The chef and Food Network personality recently opened a new delivery-only restaurant chain, Guy Fieri’s Flavortown Kitchen, with locations in 23 states and Washington D.C.

The eateries offer the kind of big-taste foods that Fieri is known for, with items like burgers, wings and jalapeno poppers on the menu. Dishes include Fieri-favorite ingredients like “super melty cheese,” “Donkey sauce” and “Chicken Guy” seasoning. Anyone who has watched Guy Fieri and wondered where, exactly, Flavortown is located may soon discover one in their own backyard. (Reuters)

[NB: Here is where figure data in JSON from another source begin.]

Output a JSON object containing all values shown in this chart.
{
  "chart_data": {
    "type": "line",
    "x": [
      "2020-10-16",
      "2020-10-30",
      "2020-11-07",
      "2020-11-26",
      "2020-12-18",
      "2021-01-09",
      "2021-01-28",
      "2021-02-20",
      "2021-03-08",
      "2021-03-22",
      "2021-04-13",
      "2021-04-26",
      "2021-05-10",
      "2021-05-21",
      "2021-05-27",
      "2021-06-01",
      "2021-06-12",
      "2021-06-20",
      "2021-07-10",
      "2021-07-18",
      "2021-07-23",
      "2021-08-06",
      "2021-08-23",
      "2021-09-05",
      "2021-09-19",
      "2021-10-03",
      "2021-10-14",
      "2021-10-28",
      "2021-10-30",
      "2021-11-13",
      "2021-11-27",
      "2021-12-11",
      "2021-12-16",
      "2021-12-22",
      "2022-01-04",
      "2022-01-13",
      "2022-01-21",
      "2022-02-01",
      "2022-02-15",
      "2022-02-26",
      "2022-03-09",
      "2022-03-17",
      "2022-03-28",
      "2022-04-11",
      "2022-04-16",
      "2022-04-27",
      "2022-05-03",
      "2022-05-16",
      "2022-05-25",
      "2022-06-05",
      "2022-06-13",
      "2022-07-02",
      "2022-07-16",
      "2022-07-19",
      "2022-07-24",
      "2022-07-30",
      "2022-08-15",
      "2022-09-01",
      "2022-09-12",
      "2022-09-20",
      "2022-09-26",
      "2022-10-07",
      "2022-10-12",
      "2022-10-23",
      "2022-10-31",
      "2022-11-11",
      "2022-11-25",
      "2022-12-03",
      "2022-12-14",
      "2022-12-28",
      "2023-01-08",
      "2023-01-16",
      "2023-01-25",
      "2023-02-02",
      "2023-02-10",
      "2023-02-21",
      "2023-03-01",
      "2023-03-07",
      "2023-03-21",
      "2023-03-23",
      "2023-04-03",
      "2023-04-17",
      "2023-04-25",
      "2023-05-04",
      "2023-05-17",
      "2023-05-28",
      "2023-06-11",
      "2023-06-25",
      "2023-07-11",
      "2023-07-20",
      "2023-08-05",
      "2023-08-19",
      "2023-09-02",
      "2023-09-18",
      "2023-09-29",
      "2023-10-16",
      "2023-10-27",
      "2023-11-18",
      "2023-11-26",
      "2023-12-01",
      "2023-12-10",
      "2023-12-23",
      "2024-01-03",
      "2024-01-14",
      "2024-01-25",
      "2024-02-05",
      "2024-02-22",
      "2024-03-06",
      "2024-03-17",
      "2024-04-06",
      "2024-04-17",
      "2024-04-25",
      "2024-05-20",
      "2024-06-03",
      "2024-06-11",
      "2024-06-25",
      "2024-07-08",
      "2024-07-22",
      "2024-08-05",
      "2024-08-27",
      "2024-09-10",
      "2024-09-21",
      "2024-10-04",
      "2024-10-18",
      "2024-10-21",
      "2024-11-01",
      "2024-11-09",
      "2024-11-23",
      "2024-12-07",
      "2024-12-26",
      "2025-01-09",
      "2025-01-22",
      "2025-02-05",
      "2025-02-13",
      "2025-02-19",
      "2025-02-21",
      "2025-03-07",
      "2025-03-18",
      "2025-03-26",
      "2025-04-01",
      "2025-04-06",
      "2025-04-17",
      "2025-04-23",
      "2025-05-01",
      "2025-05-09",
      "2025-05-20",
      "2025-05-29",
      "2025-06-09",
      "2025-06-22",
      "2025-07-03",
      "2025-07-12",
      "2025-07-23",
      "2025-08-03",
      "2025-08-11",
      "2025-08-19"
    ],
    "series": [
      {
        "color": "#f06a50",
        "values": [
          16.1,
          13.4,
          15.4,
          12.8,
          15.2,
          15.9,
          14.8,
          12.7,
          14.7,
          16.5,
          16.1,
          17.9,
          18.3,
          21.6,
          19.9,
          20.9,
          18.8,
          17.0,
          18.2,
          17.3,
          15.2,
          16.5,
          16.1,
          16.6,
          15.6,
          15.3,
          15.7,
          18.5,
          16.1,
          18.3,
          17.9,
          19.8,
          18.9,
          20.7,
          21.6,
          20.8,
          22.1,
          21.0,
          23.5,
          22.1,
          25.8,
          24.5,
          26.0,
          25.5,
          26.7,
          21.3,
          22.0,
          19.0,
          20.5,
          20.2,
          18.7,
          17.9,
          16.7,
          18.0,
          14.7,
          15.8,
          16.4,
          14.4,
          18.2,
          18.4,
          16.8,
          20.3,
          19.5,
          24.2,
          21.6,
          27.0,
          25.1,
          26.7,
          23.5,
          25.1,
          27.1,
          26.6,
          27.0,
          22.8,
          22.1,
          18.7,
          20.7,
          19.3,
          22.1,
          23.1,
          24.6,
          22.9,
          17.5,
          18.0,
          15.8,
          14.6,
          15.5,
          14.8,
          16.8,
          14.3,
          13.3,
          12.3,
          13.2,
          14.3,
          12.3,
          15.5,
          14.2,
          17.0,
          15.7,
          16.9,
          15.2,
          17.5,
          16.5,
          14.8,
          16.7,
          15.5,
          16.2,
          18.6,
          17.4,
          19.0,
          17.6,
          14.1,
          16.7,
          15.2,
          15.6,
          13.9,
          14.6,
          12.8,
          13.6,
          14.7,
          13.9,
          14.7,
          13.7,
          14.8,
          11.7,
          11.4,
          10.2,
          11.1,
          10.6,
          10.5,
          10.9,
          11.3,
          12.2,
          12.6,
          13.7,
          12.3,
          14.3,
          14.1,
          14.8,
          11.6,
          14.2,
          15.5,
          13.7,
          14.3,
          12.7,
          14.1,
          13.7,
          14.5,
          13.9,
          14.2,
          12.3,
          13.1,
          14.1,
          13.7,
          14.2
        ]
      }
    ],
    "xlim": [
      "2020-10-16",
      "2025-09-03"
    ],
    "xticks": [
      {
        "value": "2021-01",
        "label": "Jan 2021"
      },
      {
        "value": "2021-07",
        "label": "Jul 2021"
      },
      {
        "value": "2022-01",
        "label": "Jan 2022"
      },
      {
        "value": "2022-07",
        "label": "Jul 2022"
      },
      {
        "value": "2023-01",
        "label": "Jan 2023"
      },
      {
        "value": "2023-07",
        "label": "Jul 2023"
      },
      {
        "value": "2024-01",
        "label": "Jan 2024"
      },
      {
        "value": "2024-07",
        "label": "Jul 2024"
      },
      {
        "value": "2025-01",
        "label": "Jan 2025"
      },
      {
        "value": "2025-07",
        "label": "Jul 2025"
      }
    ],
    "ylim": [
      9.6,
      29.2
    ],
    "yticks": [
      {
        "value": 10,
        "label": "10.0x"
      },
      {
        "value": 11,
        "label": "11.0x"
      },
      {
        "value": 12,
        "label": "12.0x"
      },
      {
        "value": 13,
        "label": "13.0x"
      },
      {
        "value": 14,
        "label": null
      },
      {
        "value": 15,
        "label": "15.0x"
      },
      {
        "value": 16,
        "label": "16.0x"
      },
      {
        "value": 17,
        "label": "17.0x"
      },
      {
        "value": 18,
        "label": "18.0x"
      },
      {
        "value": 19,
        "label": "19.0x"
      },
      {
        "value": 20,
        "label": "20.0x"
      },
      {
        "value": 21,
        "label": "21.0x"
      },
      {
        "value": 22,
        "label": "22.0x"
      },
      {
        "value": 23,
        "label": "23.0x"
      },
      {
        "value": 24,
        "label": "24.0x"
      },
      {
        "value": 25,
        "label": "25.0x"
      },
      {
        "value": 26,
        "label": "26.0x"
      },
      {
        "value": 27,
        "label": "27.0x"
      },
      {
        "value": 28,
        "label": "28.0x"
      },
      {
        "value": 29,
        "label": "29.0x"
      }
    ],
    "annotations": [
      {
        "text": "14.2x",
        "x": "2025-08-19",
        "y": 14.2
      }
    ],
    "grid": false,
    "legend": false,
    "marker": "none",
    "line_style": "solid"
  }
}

The chain is a partnership between Fieri and Robert Earl, the Planet Hollywood founder who has previously worked with Fieri on their Chicken Guy chain, Eater reported.

Flavortown is operating out of other restaurants’ “ghost kitchens,” according to the report.

So-called ghost kitchens have been opening in restaurants across the country amid the coronavirus pandemic as dining rooms have been closed or faced greatly reduced capacity, while meal-delivery services have seen large increases in use.

Many of the Flavortown Kitchen locations share addresses with chains like Brio Italian Grille and Buca di Beppo, which are owned by Earl’s company, Earl Enterprise. Some of the addresses are also being used by other delivery-only eateries like MrBeast Burger, a ghost kitchen restaurant recently launched by the YouTuber who goes by the same name.

While diners won’t be able to visit Flavortown Kitchen, it is available from delivery services operated by DoorDash, Uber Eats and Grubhub in areas where the ghost kitchens have opened.